Es wird ein systematischer Ansatz der Potenzialhebung verfolgt. Der Erfolg dieses Vorgehens dürfte jedoch – genauso wie beim Wohnbauflächenatlas und der im Zuge des Nachhaltigen Flächenmanagements Kiel (NFK) verfolgten Aktivierung von Baulücken – wesentlich von der Mitwirkung der Grundeigentümer abhängen. Ein rechnerisches Potenzial kann daher erst nach Abschluss des Suchverfahrens und der Eigentümerbeteiligung geschätzt werden.
Da eine Aktivierung der Potenziale in vielen Fällen der Aufstellung von Bebauungsplänen bedarf, wird der Entwicklungshorizont gemäß der Klassifizierung des Wohnbauflächenatlas vielfach als „mittelfristig“ (1-5 Jahre) einzustufen sein.
Weiteres Vorgehen, u.a. Wohnbauflächenatlas 3.0:
Perspektivisch sollen zusätzlich zu den nun zu untersuchenden Flächenkategorien weitere Potenzialflächen analysiert werden.

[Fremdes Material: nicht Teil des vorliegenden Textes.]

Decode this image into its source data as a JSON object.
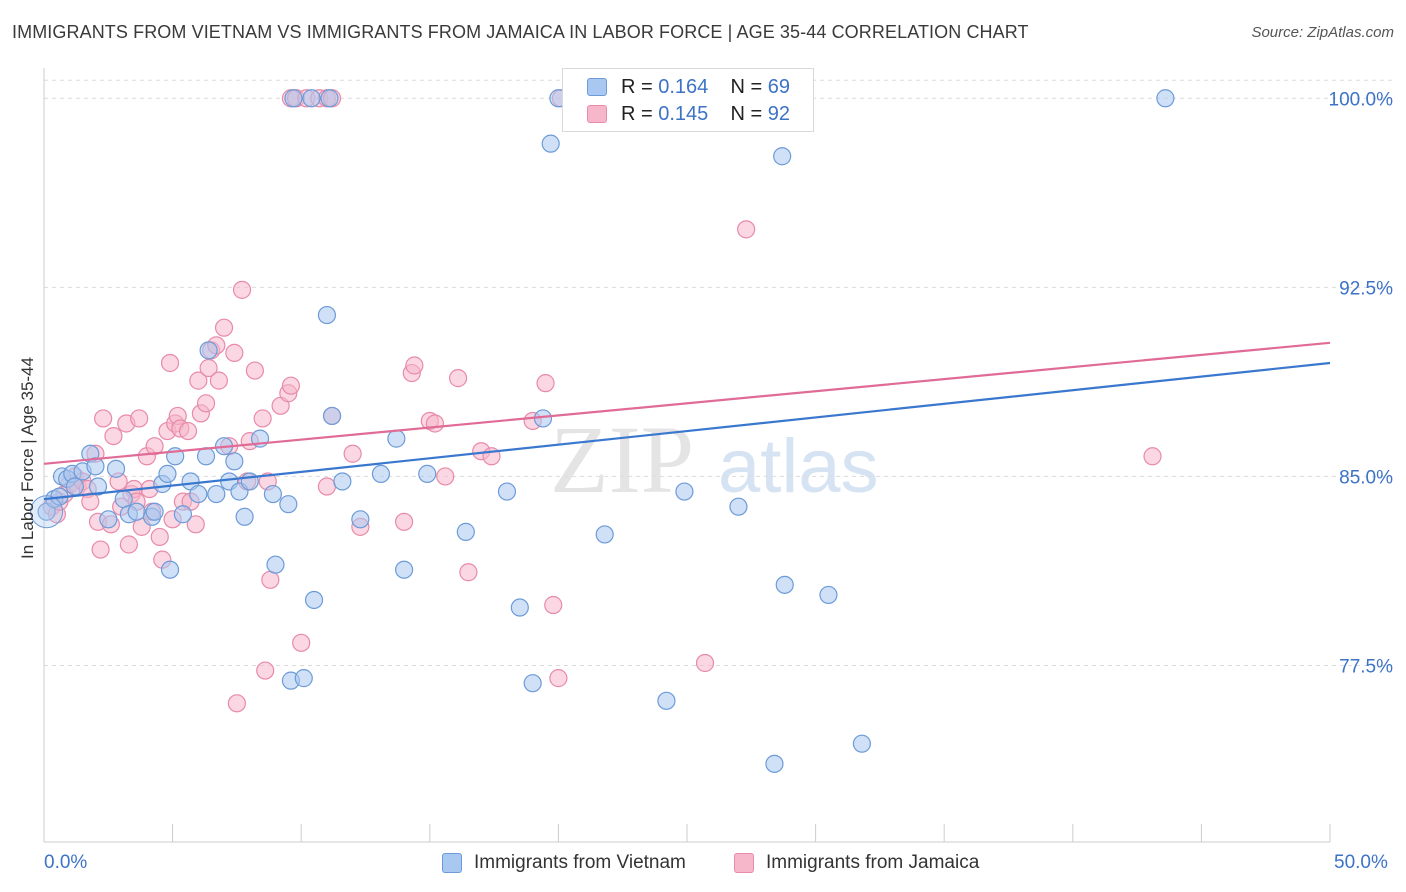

Aus heutiger Sicht lassen sich folgende Typologien identifizieren:
- Erhöhung der Ausnutzung von bereits bebauten Grundstücken, z.B. durch Aufstockungen oder Ausbau der Dachgeschosse
- Umnutzung nicht mehr marktgängiger Leerstände (z.B. Büro- oder Geschäftsflächen)
- Prüfung weiterer Entwicklungsmöglichkeiten im Außenbereich für Neubaugebiete.
Diesen Prüfungen wird sich die Verwaltung nach Abschluss des oben benannten Verfahrens widmen.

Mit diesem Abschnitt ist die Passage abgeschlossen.